The Unionists attacked Bayberry last night. I’m told they also hanged a man outside Sevierville in retaliation for Seceshes beating a Union man who was suing in the courts for lands that had been confiscated. Sometimes the view of you through that little sunlit window—of cows and goat-cheese and Miss Mercy singing “Daddy’s gonna buy you a mocking-bird”—seems just as far away as the gardens of Pemberley.
Please forgive me.
Yours,
S
Cora Poole, Deer Isle, Maine
To
Susanna Ashford, General Delivery
Greeneville, Tennessee
Dearest girl,
It was entirely unnecessary and unkind of you, to mention the things Nollie and Miss Mercy may be getting up to in the barn! It reminded me too vividly of what Oliver and I did, that gave Mother gray hair and earned me many a whipping—because, of course, like my daughter, I was the guiding spirit of those expeditions to discover barn-swallow nests up under the barn eaves (with a thirty-foot drop to the ground!), and perilous experiments with hoisting one another up on the hay-pulley.
How odd. I was laughing just now over the memory of being sent to get the paddle so that Mother could spank me, and it
seemed that I saw that stern prophetess of my memory—who quoted Proverbs even as she shut me, smarting, into my room to impress upon me
never
to lead my tiny brother into danger again—saw them blend, without grief, without regret, into the withered old lady who sits silently shelling peas on the other side of the table from me. And I remembered—of all things—the Ghost of Christmas Present asking Scrooge, Had Scrooge never walked forth with the Ghost’s brothers, all the Christmases—all the years, more than eighteen hundred—before that day, that night, that time? And it seemed to me suddenly that I can see Mother-Then and Mother-Now united.
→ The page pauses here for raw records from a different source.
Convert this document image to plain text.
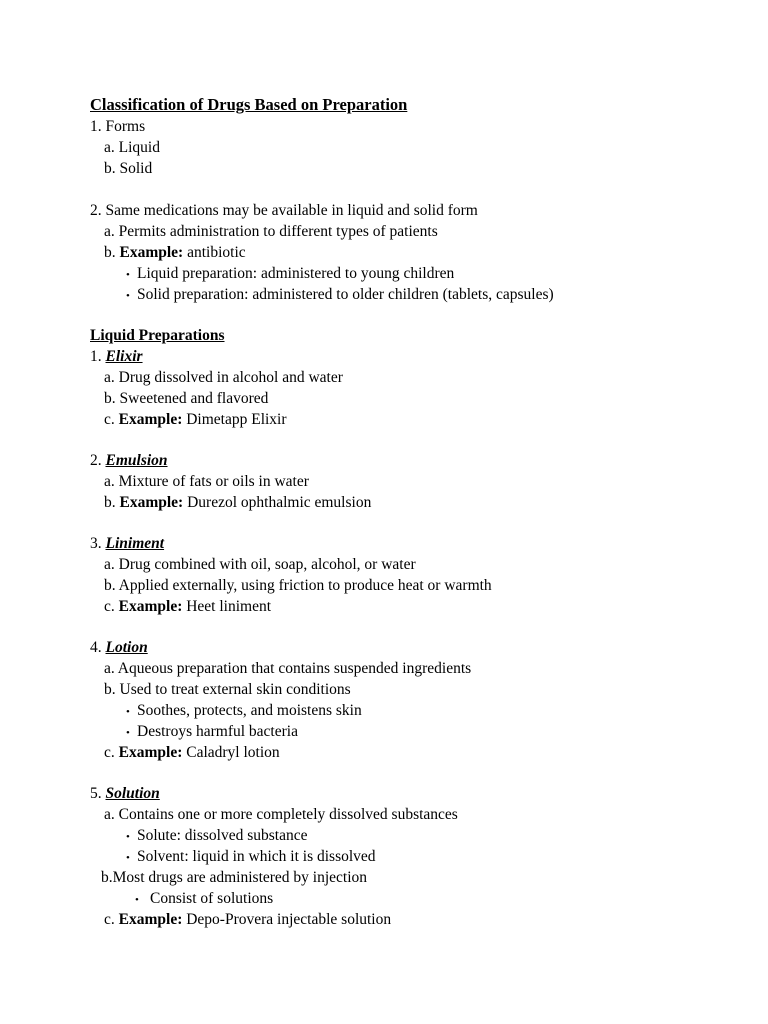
Classification of Drugs Based on Preparation
1. Forms
a. Liquid
b. Solid
2. Same medications may be available in liquid and solid form
a. Permits administration to different types of patients
b. Example: antibiotic
• Liquid preparation: administered to young children
• Solid preparation: administered to older children (tablets, capsules)
Liquid Preparations
1. Elixir
a. Drug dissolved in alcohol and water
b. Sweetened and flavored
c. Example: Dimetapp Elixir
2. Emulsion
a. Mixture of fats or oils in water
b. Example: Durezol ophthalmic emulsion
3. Liniment
a. Drug combined with oil, soap, alcohol, or water
b. Applied externally, using friction to produce heat or warmth
c. Example: Heet liniment
4. Lotion
a. Aqueous preparation that contains suspended ingredients
b. Used to treat external skin conditions
• Soothes, protects, and moistens skin
• Destroys harmful bacteria
c. Example: Caladryl lotion
5. Solution
a. Contains one or more completely dissolved substances
• Solute: dissolved substance
• Solvent: liquid in which it is dissolved
b.Most drugs are administered by injection
• Consist of solutions
c. Example: Depo-Provera injectable solution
To everything there is a season, and a time for every purpose under Heaven.
If there is anything that you can give me, dear friend, this is what I would have asked for: the keys of these images that unlock the door into memories, and lead me to the peace I feel now.
Is there anything that I can give you, send you … that will not call down Julia’s accusations of “Yankee charity” onto your head?
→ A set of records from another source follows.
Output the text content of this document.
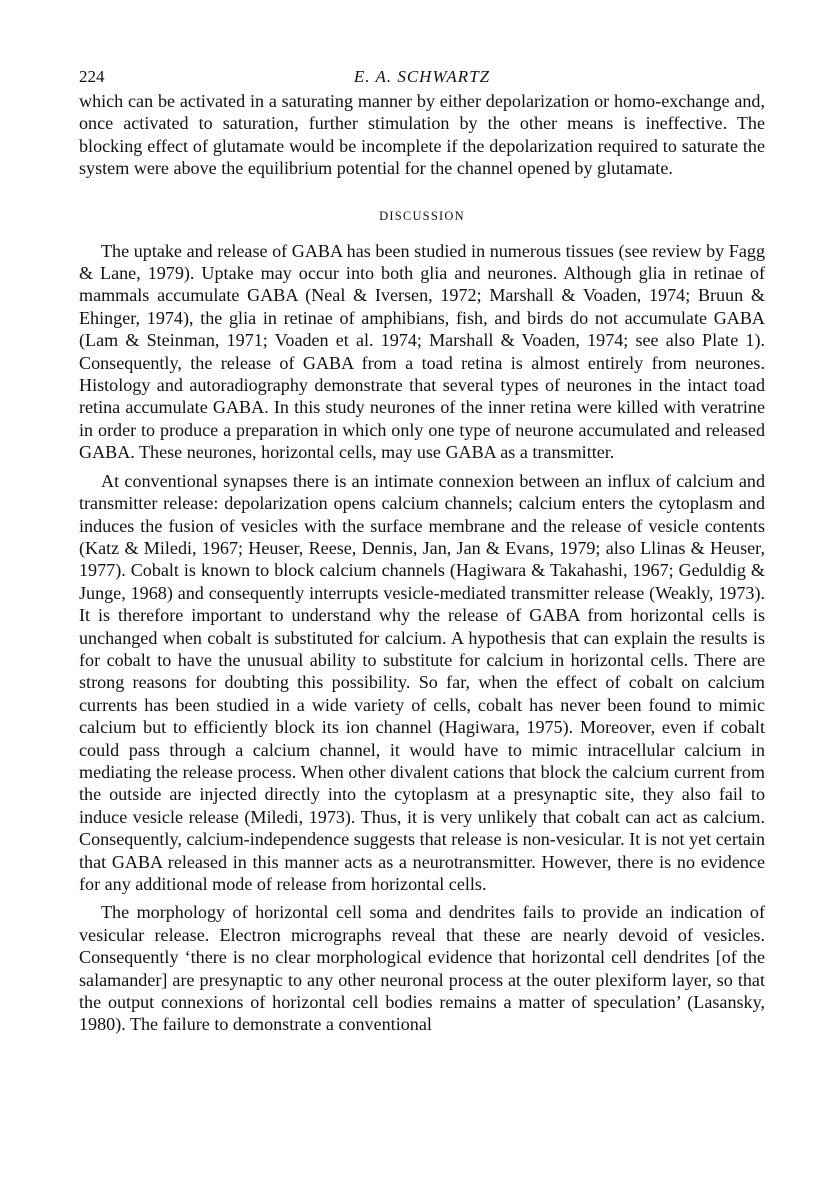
224	E. A. SCHWARTZ

which can be activated in a saturating manner by either depolarization or homo-exchange and, once activated to saturation, further stimulation by the other means is ineffective. The blocking effect of glutamate would be incomplete if the depolarization required to saturate the system were above the equilibrium potential for the channel opened by glutamate.

DISCUSSION

The uptake and release of GABA has been studied in numerous tissues (see review by Fagg & Lane, 1979). Uptake may occur into both glia and neurones. Although glia in retinae of mammals accumulate GABA (Neal & Iversen, 1972; Marshall & Voaden, 1974; Bruun & Ehinger, 1974), the glia in retinae of amphibians, fish, and birds do not accumulate GABA (Lam & Steinman, 1971; Voaden et al. 1974; Marshall & Voaden, 1974; see also Plate 1). Consequently, the release of GABA from a toad retina is almost entirely from neurones. Histology and autoradiography demonstrate that several types of neurones in the intact toad retina accumulate GABA. In this study neurones of the inner retina were killed with veratrine in order to produce a preparation in which only one type of neurone accumulated and released GABA. These neurones, horizontal cells, may use GABA as a transmitter.

At conventional synapses there is an intimate connexion between an influx of calcium and transmitter release: depolarization opens calcium channels; calcium enters the cytoplasm and induces the fusion of vesicles with the surface membrane and the release of vesicle contents (Katz & Miledi, 1967; Heuser, Reese, Dennis, Jan, Jan & Evans, 1979; also Llinas & Heuser, 1977). Cobalt is known to block calcium channels (Hagiwara & Takahashi, 1967; Geduldig & Junge, 1968) and consequently interrupts vesicle-mediated transmitter release (Weakly, 1973). It is therefore important to understand why the release of GABA from horizontal cells is unchanged when cobalt is substituted for calcium. A hypothesis that can explain the results is for cobalt to have the unusual ability to substitute for calcium in horizontal cells. There are strong reasons for doubting this possibility. So far, when the effect of cobalt on calcium currents has been studied in a wide variety of cells, cobalt has never been found to mimic calcium but to efficiently block its ion channel (Hagiwara, 1975). Moreover, even if cobalt could pass through a calcium channel, it would have to mimic intracellular calcium in mediating the release process. When other divalent cations that block the calcium current from the outside are injected directly into the cytoplasm at a presynaptic site, they also fail to induce vesicle release (Miledi, 1973). Thus, it is very unlikely that cobalt can act as calcium. Consequently, calcium-independence suggests that release is non-vesicular. It is not yet certain that GABA released in this manner acts as a neurotransmitter. However, there is no evidence for any additional mode of release from horizontal cells.

The morphology of horizontal cell soma and dendrites fails to provide an indication of vesicular release. Electron micrographs reveal that these are nearly devoid of vesicles. Consequently ‘there is no clear morphological evidence that horizontal cell dendrites [of the salamander] are presynaptic to any other neuronal process at the outer plexiform layer, so that the output connexions of horizontal cell bodies remains a matter of speculation’ (Lasansky, 1980). The failure to demonstrate a conventional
A time for every purpose under Heaven … A time for blackflies, which cause me to question Noah’s wisdom in taking
all
insects into the Ark! A time to weed the garden, and tie up the pea-vines, and pluck bushels of snails and caterpillars off the leaves of cucumbers, tomatoes, squash. Yet, how perfect the spiral shell of each nasty little leaf-glutton! Surely these creatures must have also lied to Noah in order to obtain passage? For why would God seek to vex, test, or plague a Humankind destined to keep His Commandments with such scrupulous care?
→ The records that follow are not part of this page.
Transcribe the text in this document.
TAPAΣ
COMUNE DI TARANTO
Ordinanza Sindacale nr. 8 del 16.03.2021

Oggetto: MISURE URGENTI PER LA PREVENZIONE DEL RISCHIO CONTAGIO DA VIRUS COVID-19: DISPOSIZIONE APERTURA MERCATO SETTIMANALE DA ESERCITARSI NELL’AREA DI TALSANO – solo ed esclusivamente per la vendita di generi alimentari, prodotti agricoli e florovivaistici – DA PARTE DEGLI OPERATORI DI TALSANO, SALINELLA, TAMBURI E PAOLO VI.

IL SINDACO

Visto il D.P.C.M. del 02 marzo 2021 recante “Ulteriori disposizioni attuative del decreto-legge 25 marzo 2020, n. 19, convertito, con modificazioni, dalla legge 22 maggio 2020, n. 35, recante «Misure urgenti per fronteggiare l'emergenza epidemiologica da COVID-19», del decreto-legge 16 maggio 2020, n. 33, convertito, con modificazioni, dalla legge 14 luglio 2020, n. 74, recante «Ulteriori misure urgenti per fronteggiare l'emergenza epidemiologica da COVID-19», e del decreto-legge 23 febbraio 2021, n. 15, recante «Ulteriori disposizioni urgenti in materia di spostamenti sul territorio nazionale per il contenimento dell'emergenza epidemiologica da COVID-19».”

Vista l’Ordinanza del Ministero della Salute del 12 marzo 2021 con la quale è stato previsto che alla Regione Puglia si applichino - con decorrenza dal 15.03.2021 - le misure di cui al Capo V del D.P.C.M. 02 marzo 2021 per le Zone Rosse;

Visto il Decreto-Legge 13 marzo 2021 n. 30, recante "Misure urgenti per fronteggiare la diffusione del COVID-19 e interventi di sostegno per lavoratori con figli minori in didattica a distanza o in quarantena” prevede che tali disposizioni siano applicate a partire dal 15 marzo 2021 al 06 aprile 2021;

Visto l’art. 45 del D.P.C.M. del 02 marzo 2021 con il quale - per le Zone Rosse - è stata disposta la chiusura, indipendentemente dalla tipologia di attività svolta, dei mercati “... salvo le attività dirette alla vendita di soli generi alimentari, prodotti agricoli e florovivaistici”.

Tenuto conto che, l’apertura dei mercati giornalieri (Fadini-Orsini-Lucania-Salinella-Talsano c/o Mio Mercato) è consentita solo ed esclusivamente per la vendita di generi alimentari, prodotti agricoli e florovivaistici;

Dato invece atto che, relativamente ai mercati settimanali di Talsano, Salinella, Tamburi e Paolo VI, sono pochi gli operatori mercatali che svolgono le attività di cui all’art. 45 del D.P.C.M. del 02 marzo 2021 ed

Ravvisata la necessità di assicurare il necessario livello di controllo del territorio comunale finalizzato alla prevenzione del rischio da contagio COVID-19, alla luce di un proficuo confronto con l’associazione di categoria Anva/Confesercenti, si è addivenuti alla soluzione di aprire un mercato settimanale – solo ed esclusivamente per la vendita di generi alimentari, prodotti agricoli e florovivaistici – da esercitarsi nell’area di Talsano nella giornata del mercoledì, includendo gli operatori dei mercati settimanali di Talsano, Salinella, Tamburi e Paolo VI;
A time to milk, and churn, and put butter away in the cold safety of the cellar against the time of snow that even in this day’s heat I know must come. (And oh, the selfish little song of pride and delight, at seeing the profusion I will have gathered!) A time to mend, and to
sew endlessly into the evenings, to be able to buy salt and saltpeter to brine next winter’s pork? My green calico having been turned once too often, so that the bodice shredded away in my hands as I unpicked the threads, I am cutting up the skirt this evening to make a new dress for Mercy, whose golden head I can stroke now without bending down … upon all those frequent occasions whereon she loses her sunbonnet. There is fabric enough in the skirt for a dress for Nollie, as well. The dress is one I made in Boston, and as I cut it, I am back in Blossom Street again, in that tiny, sunny parlor, waiting for Emory to come home only from a day at Brock’s law office.